Triple homicidio en Moscú. Un inspector con la cara de William Hurt investiga, pero los obstáculos le convencen de que las autoridades no desean resolver el caso. Buena intriga de la mono de Michael Apted (Gorilas en la niebla).

6/10
El ojo mentiroso

1981 | Eyewitness

Darryl trabaja como portero en un edificio. Está perdidamente enamorado de una periodista que sale en televisión. Por eso cuando en su lugar de trabajo ocurre un asesinato y acude ella a cubrirlo, decide inventarse una milonga para llamar su atención. El problema es que el bueno de Darryl le dice que sabe todo lo que ha pasado, que es "su hombre", y nada más lejos de la realidad. Ni que decir tiene que este farol le va a traer muchos más problemas de los que podría imaginar. Cartelazo para esta cinta menor que no por ello deja de ser entretenida. Sólo por ver a los cuatro actores protagonistas y al bueno de Morgan Freeman como secundario, su visionado está más que justificado.

5/10
Fuego en el cuerpo

1981 | Body Heat

Puesta al día en los 80 de la clásica película de cine negro, con Lawrence Kasdan como director y guionista. Con una trama claramente deudora de las novelas de James M. Cain, cuenta cómo una mujer casada seduce a un abogado, y logra enredarle en sus planes criminales para asesinar a su marido.
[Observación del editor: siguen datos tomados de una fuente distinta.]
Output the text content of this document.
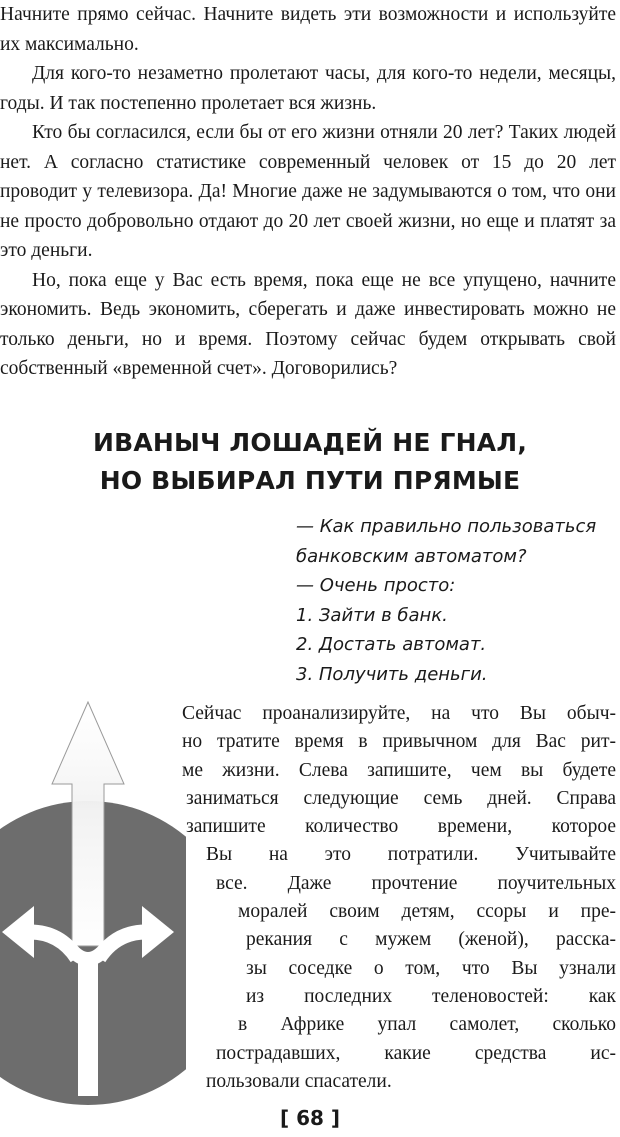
Начните прямо сейчас. Начните видеть эти возможности и используйте их максимально.

Для кого-то незаметно пролетают часы, для кого-то недели, месяцы, годы. И так постепенно пролетает вся жизнь.

Кто бы согласился, если бы от его жизни отняли 20 лет? Таких людей нет. А согласно статистике современный человек от 15 до 20 лет проводит у телевизора. Да! Многие даже не задумываются о том, что они не просто добровольно отдают до 20 лет своей жизни, но еще и платят за это деньги.

Но, пока еще у Вас есть время, пока еще не все упущено, начните экономить. Ведь экономить, сберегать и даже инвестировать можно не только деньги, но и время. Поэтому сейчас будем открывать свой собственный «временной счет». Договорились?

ИВАНЫЧ ЛОШАДЕЙ НЕ ГНАЛ,
НО ВЫБИРАЛ ПУТИ ПРЯМЫЕ
— Как правильно пользоваться
банковским автоматом?
— Очень просто:
1. Зайти в банк.
2. Достать автомат.
3. Получить деньги.
Сейчас проанализируйте, на что Вы обыч-
но тратите время в привычном для Вас рит-
ме жизни. Слева запишите, чем вы будете
заниматься следующие семь дней. Справа
запишите количество времени, которое
Вы на это потратили. Учитывайте
все. Даже прочтение поучительных
моралей своим детям, ссоры и пре-
рекания с мужем (женой), расска-
зы соседке о том, что Вы узнали
из последних теленовостей: как
в Африке упал самолет, сколько
пострадавших, какие средства ис-
пользовали спасатели.
[ 68 ]
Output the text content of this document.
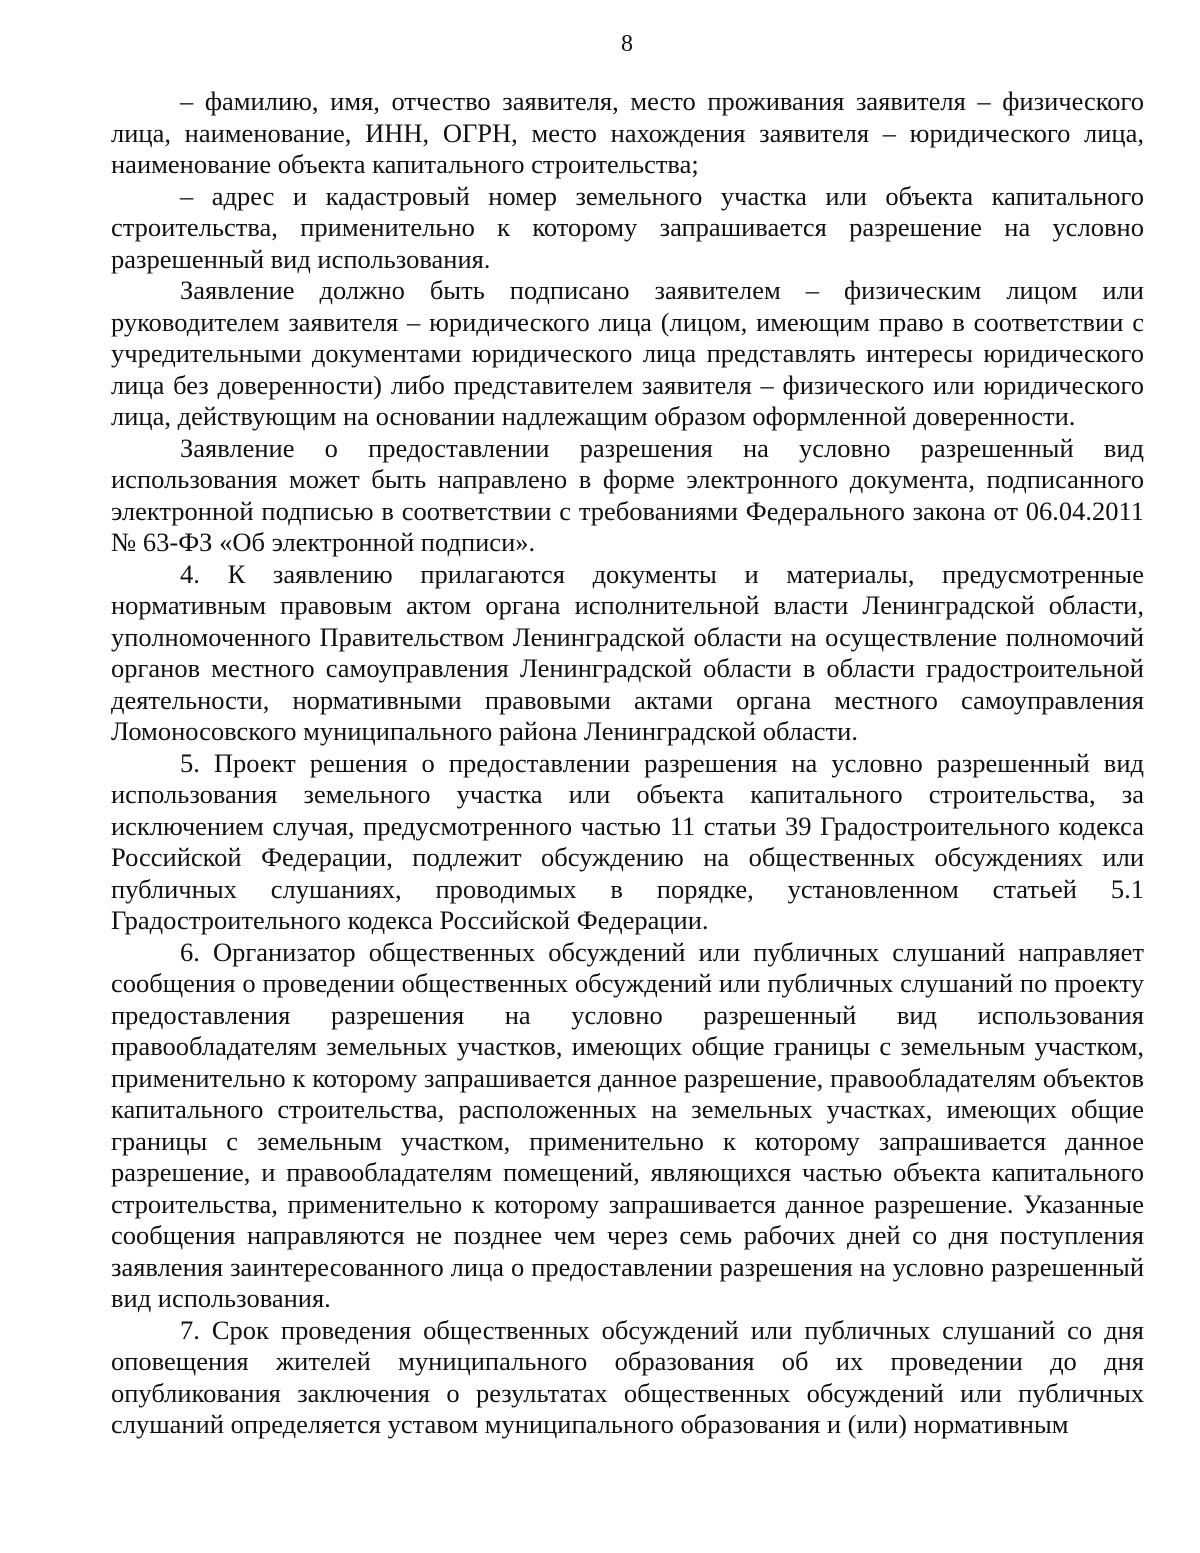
8

– фамилию, имя, отчество заявителя, место проживания заявителя – физического лица, наименование, ИНН, ОГРН, место нахождения заявителя – юридического лица, наименование объекта капитального строительства;

– адрес и кадастровый номер земельного участка или объекта капитального строительства, применительно к которому запрашивается разрешение на условно разрешенный вид использования.

Заявление должно быть подписано заявителем – физическим лицом или руководителем заявителя – юридического лица (лицом, имеющим право в соответствии с учредительными документами юридического лица представлять интересы юридического лица без доверенности) либо представителем заявителя – физического или юридического лица, действующим на основании надлежащим образом оформленной доверенности.

Заявление о предоставлении разрешения на условно разрешенный вид использования может быть направлено в форме электронного документа, подписанного электронной подписью в соответствии с требованиями Федерального закона от 06.04.2011 № 63-ФЗ «Об электронной подписи».

4. К заявлению прилагаются документы и материалы, предусмотренные нормативным правовым актом органа исполнительной власти Ленинградской области, уполномоченного Правительством Ленинградской области на осуществление полномочий органов местного самоуправления Ленинградской области в области градостроительной деятельности, нормативными правовыми актами органа местного самоуправления Ломоносовского муниципального района Ленинградской области.

5. Проект решения о предоставлении разрешения на условно разрешенный вид использования земельного участка или объекта капитального строительства, за исключением случая, предусмотренного частью 11 статьи 39 Градостроительного кодекса Российской Федерации, подлежит обсуждению на общественных обсуждениях или публичных слушаниях, проводимых в порядке, установленном статьей 5.1 Градостроительного кодекса Российской Федерации.

6. Организатор общественных обсуждений или публичных слушаний направляет сообщения о проведении общественных обсуждений или публичных слушаний по проекту предоставления разрешения на условно разрешенный вид использования правообладателям земельных участков, имеющих общие границы с земельным участком, применительно к которому запрашивается данное разрешение, правообладателям объектов капитального строительства, расположенных на земельных участках, имеющих общие границы с земельным участком, применительно к которому запрашивается данное разрешение, и правообладателям помещений, являющихся частью объекта капитального строительства, применительно к которому запрашивается данное разрешение. Указанные сообщения направляются не позднее чем через семь рабочих дней со дня поступления заявления заинтересованного лица о предоставлении разрешения на условно разрешенный вид использования.

7. Срок проведения общественных обсуждений или публичных слушаний со дня оповещения жителей муниципального образования об их проведении до дня опубликования заключения о результатах общественных обсуждений или публичных слушаний определяется уставом муниципального образования и (или) нормативным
El film puso bajo el radar el talento de Kathleen Turner, y como sucedió en la versión de Bob Rafelson de El cartero siempre llama dos veces, además de ofrecerse una historia con muchas vueltas y revueltas, se insufló al film de una importante carga erótica.

6/10
Un viaje alucinante al fondo de la mente

1980 | Altered States

Un científico experimenta consigo mismo los efectos alucinógenos y de distintos estados de conciencia causados por la droga. Agobiante film que cuenta el siempre estupendo William Hurt de protagonista. Supuso además el debut cinematográfico de Drew Barrymore, con tan sólo 5 añitos.